Benefits from her fellows network. Ancker said that the RWJF fellowship not only provided her with valuable skills and a mentor but with colleagues from whom she continues to learn. As part of the RWJF fellowship, the fellows from the four participating schools met twice a year to network, exchange ideas and present their research.
"Those meetings gave us a much broader understanding of what was taking place in public health informatics," she said. "Frequently graduate students tend to become very narrow and focused so they can finish their dissertation. We get blind spots and don't understand the broader context. The meetings helped me understand the broader context of public health informatics."
As an example, through these meetings, Ancker learned about a federal initiative to build a health information technology system that will allow providers to exchange electronic health records. By learning about that work, Ancker and her colleagues can target their research to areas that are likely to be funded and, she hopes, can ultimately make an impact on public health.
RWJF Perspective: From 2005 to 2010, RWJF supported the Public Health Informatics Fellows Training Program, which funded four universities with informatics programs supported by the National Library of Medicine to increase their ability to train informaticians who specialize in public health and to develop future leaders in public health informatics. Predoctoral, doctoral and postdoctoral students were eligible to participate in the two-year fellowship program.

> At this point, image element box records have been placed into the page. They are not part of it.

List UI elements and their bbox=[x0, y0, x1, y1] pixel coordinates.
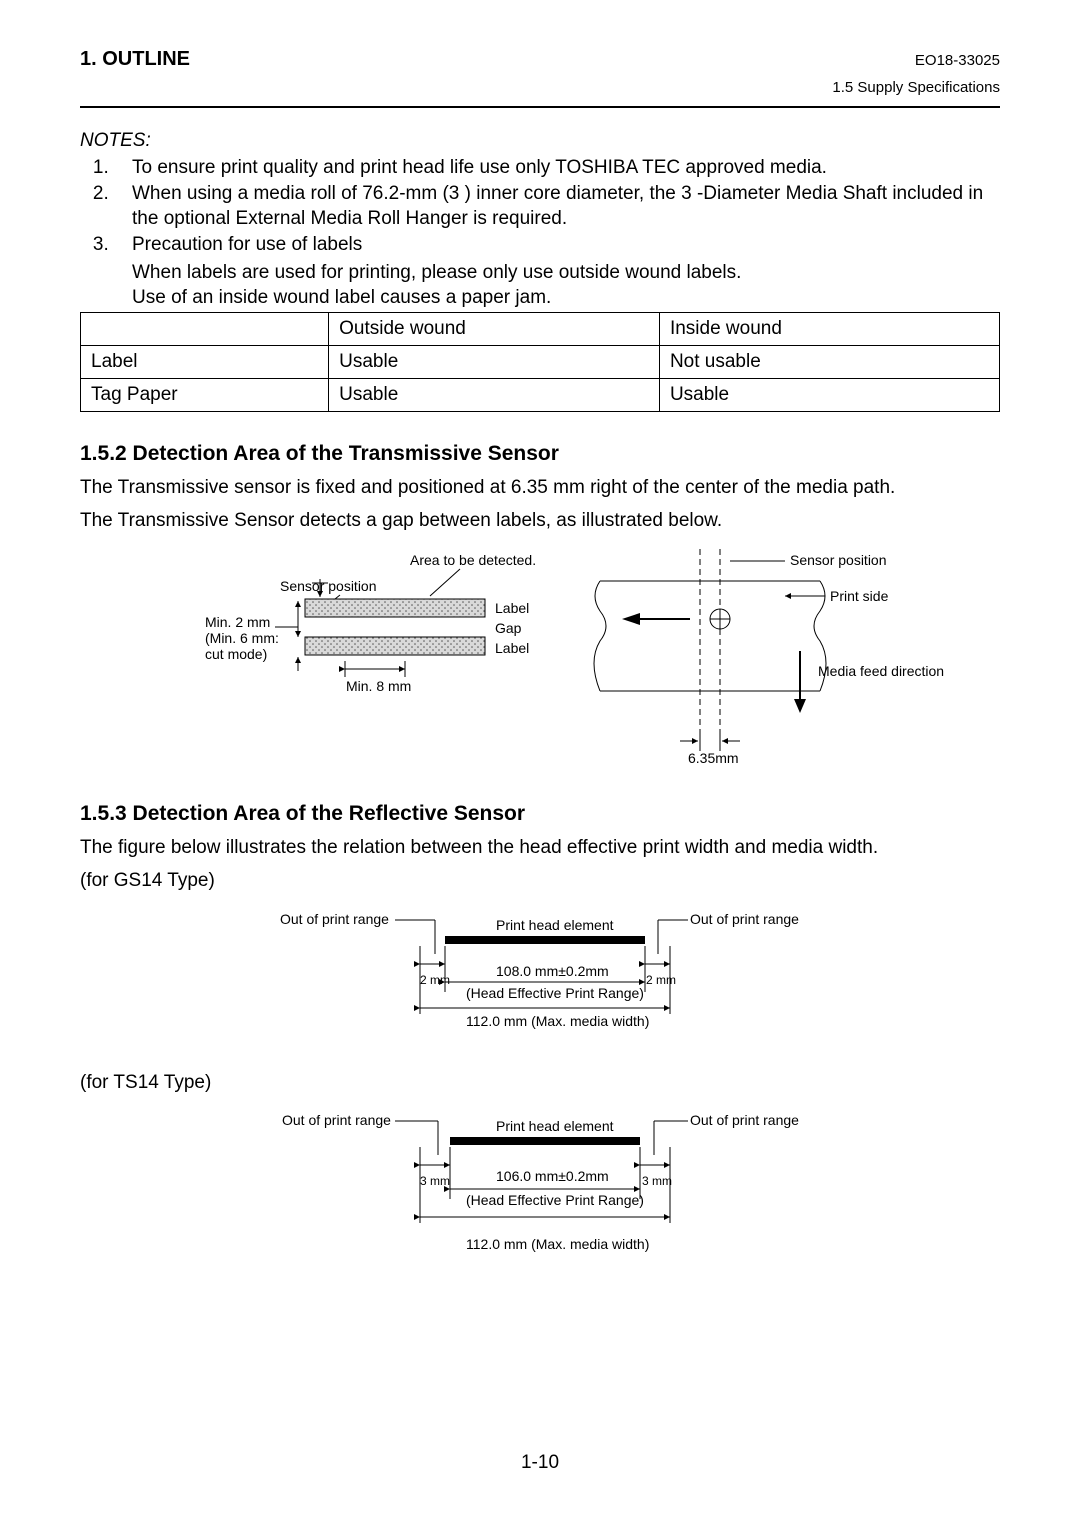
table-cell: Label bbox=[81, 345, 329, 378]
diag-label: 3 mm bbox=[420, 1174, 450, 1188]
diag-label: Label bbox=[495, 640, 529, 656]
page-number: 1-10 bbox=[0, 1452, 1080, 1474]
diag-label: Sensor position bbox=[790, 552, 887, 568]
gs14-diagram: Out of print range Print head element Ou… bbox=[80, 902, 1000, 1047]
diag-label: Gap bbox=[495, 620, 522, 636]
table-row: Tag Paper Usable Usable bbox=[81, 378, 1000, 411]
diag-label: (Min. 6 mm: bbox=[205, 630, 279, 646]
wound-table: Outside wound Inside wound Label Usable … bbox=[80, 312, 1000, 412]
diag-label: Sensor position bbox=[280, 578, 377, 594]
diag-label: 3 mm bbox=[642, 1174, 672, 1188]
diag-label: Print head element bbox=[496, 1118, 614, 1134]
diag-label: 112.0 mm (Max. media width) bbox=[466, 1236, 649, 1252]
table-cell: Usable bbox=[329, 345, 660, 378]
ts14-diagram: Out of print range Print head element Ou… bbox=[80, 1103, 1000, 1268]
note-item-3: Precaution for use of labels bbox=[114, 233, 1000, 257]
section-1-5-2-title: 1.5.2 Detection Area of the Transmissive… bbox=[80, 442, 1000, 466]
diag-label: Area to be detected. bbox=[410, 552, 536, 568]
note-3-line-3: Use of an inside wound label causes a pa… bbox=[132, 286, 1000, 310]
ts14-type-label: (for TS14 Type) bbox=[80, 1071, 1000, 1096]
section-1-5-2-p2: The Transmissive Sensor detects a gap be… bbox=[80, 509, 1000, 534]
diag-label: (Head Effective Print Range) bbox=[466, 1192, 644, 1208]
diag-label: (Head Effective Print Range) bbox=[466, 985, 644, 1001]
diag-label: 2 mm bbox=[646, 973, 676, 987]
transmissive-sensor-diagram: Area to be detected. Sensor position Lab… bbox=[80, 541, 1000, 786]
diag-label: 108.0 mm±0.2mm bbox=[496, 963, 609, 979]
section-1-5-2-p1: The Transmissive sensor is fixed and pos… bbox=[80, 476, 1000, 501]
diag-label: Out of print range bbox=[690, 1112, 799, 1128]
header-separator bbox=[80, 106, 1000, 108]
table-cell: Usable bbox=[659, 378, 999, 411]
note-item-2: When using a media roll of 76.2-mm (3 ) … bbox=[114, 182, 1000, 231]
diag-label: Min. 8 mm bbox=[346, 678, 411, 694]
table-cell: Outside wound bbox=[329, 312, 660, 345]
diag-label: Out of print range bbox=[690, 911, 799, 927]
diag-label: Out of print range bbox=[282, 1112, 391, 1128]
diag-label: cut mode) bbox=[205, 646, 267, 662]
diag-label: Out of print range bbox=[280, 911, 389, 927]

"RWJF was looking to improve how public health departments used information systems to fulfill their missions. A key challenge for those departments was the lack of a robust public health informatics academic community that could conduct research, develop trained informaticians and spread best practices. This program enabled us to establish public health informatics as a legitimate and recognized branch of informatics," said Stephen J. Downs, an assistant vice president at RWJF and deputy director of its Health Group.